In today’s connected world, where consumers can use social media to immediately share their experiences and opinions with friends and followers, a key objective for advertisers can be to turn paid media into earned media. For Microsoft, this meant optimizing its TV advertising to drive social activity around its brand. To help the company understand its audiences’ reactions, Nielsen Social analyzed Microsoft-related Twitter activity around a recent U.S. ad campaign.
The findings were dramatic.
In the 30 days after the campaign, Microsoft Tweets lifted 41% from those who sent Tweets about at least one primetime show that Microsoft ads aired within (exposed TV authors). Comparatively, conversation around Microsoft Tweets declined 38% from those who did not send any Tweets about shows the company’s ads had aired in (the control group). The implication is that exposure to Microsoft TV ads drove significant lift in earned media.
However, not all ads are created equally. Microsoft’s campaign contained two distinct types of creative: one was emotional that tugged at the heartstrings of viewers while the other was more rational with creative that focused on the product’s competitive benefits with price as a call to action.
Overall, the emotional ads drove significantly more Microsoft discussion from exposed TV authors compared to the rational ads. But program type also played a role. The sports genre and certain tent pole events were highly effective for the emotional ads, while certain programs in the comedy and drama genres drove most Twitter conversation for the rational ads.
But which specific TV placements were most effective in driving earned media for Microsoft? To determine this, Nielsen Social analyzed placements in two steps:
- Ranked each ad placement based on the volume of Microsoft-related Twitter activity from TV authors exposed to the episode in which the placement aired.
- Layered onto the ranking the amount of Twitter TV activity (authors sending program-related Tweets) and the TV viewership (National TV Ratings for P2+) for the TV episode in which each ad placement aired.
Putting the volume of Microsoft-related Twitter activity in the context of how social an episode was and how many people viewed the episode was critical to understanding what drove buzz. Nielsen Social found that ad placements in more social episodes drove nearly five times more mentions for Microsoft commercials compared to less social programs. This confirmed for Microsoft that social TV activity, as opposed to TV viewership, is the key in driving earned media.
From the study, Microsoft gleaned several key insights about how its paid TV campaign drove earned media. First, Microsoft learned that exposure to the TV campaign produced a dramatic lift in Twitter buzz compared to a control group. Second, Microsoft learned that while the emotional creative was most effective overall at driving Twitter buzz, rational ads outperformed in certain program types. Finally, Microsoft learned that ad placements in more social shows drove more Twitter buzz, underscoring the importance of factoring Twitter TV activity into TV planning in order to select shows with high social engagement and thus a greater likelihood to drive earned media.
Ultimately, the study gave Microsoft the information it needed to optimize and improve future TV media schedules and campaign creative decisions to maximize earned media. For additional insights, download the full case study.

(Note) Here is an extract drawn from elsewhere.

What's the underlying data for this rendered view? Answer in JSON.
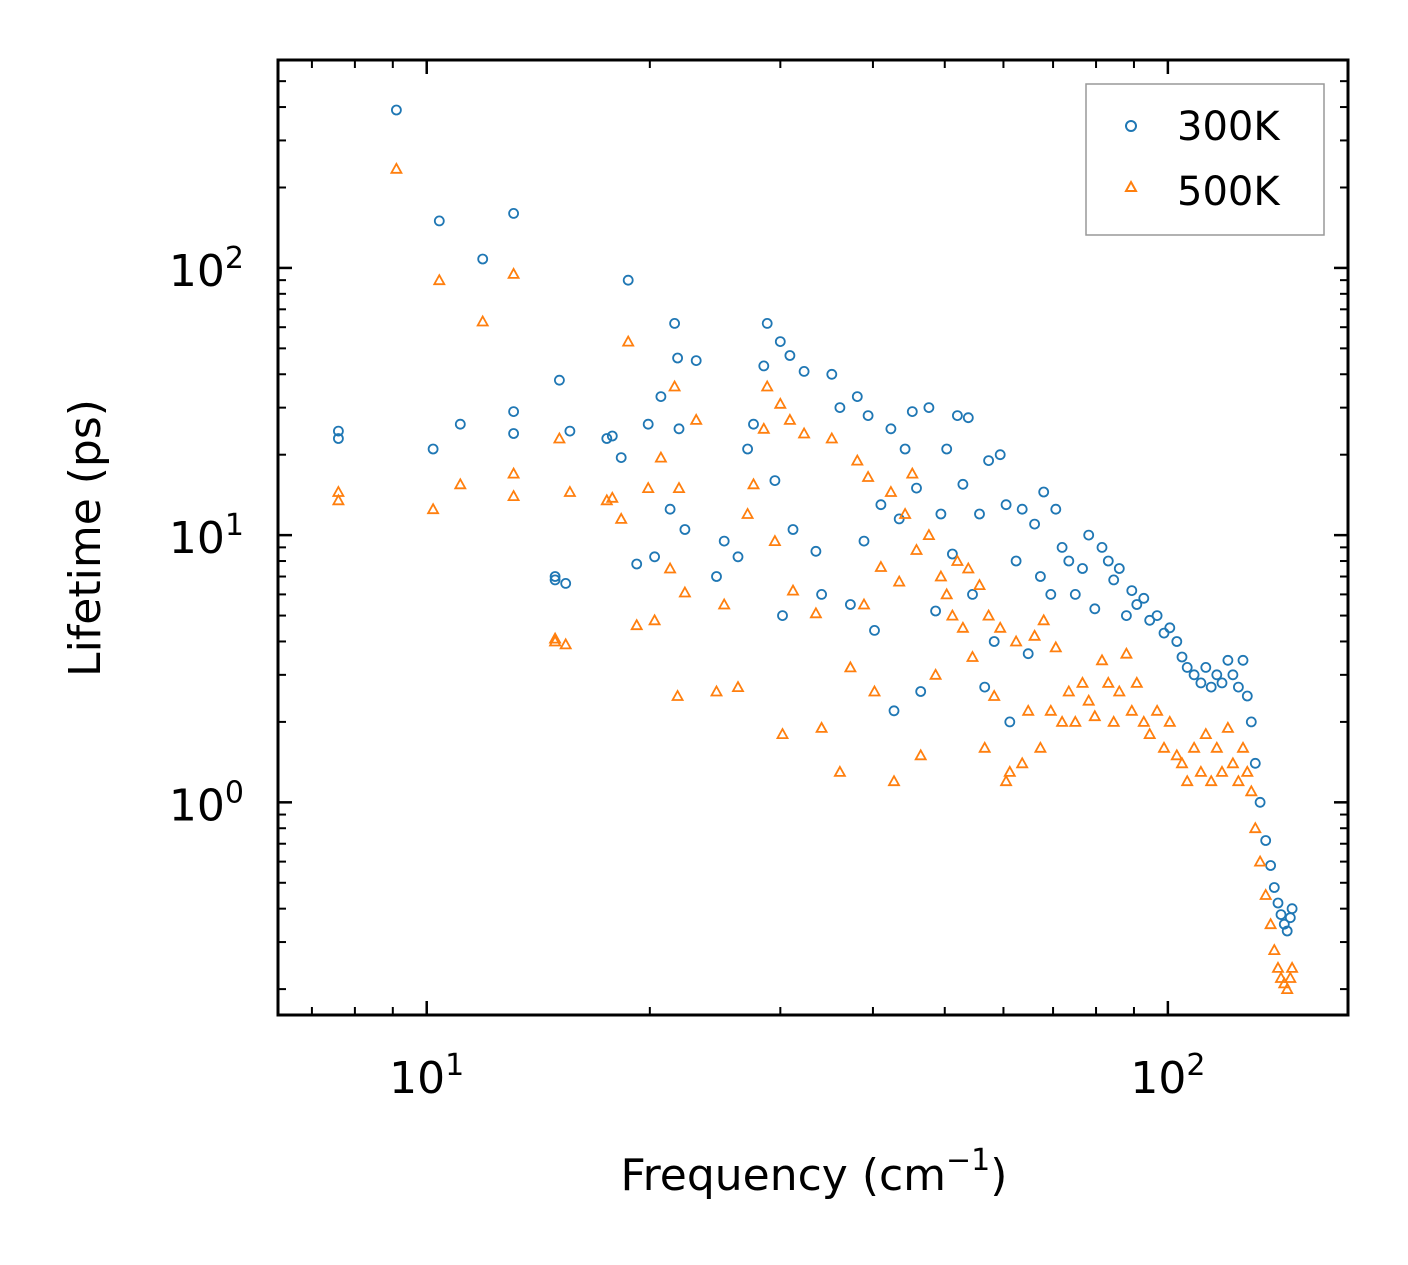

The Nielsen Social “cohort analysis” used in the first part of this study to determine brand lift measured the volume of Microsoft-related Tweets from two distinct groups (cohorts) during the 30-day period before and after the Microsoft TV campaign aired on a national ‘Primetime’ TV schedule. Exposed TV Authors were Microsoft authors who sent Tweets about at least one show that Microsoft ads aired in within the primetime TV schedule analyzed. Control Group Authors were Microsoft authors who did not send Tweets about any of the shows that Microsoft ads aired in within the primetime TV schedule analyzed. Some authors within the control group may have been exposed to ads without Tweeting about program content or ads placed outside of the analyzed TV schedule.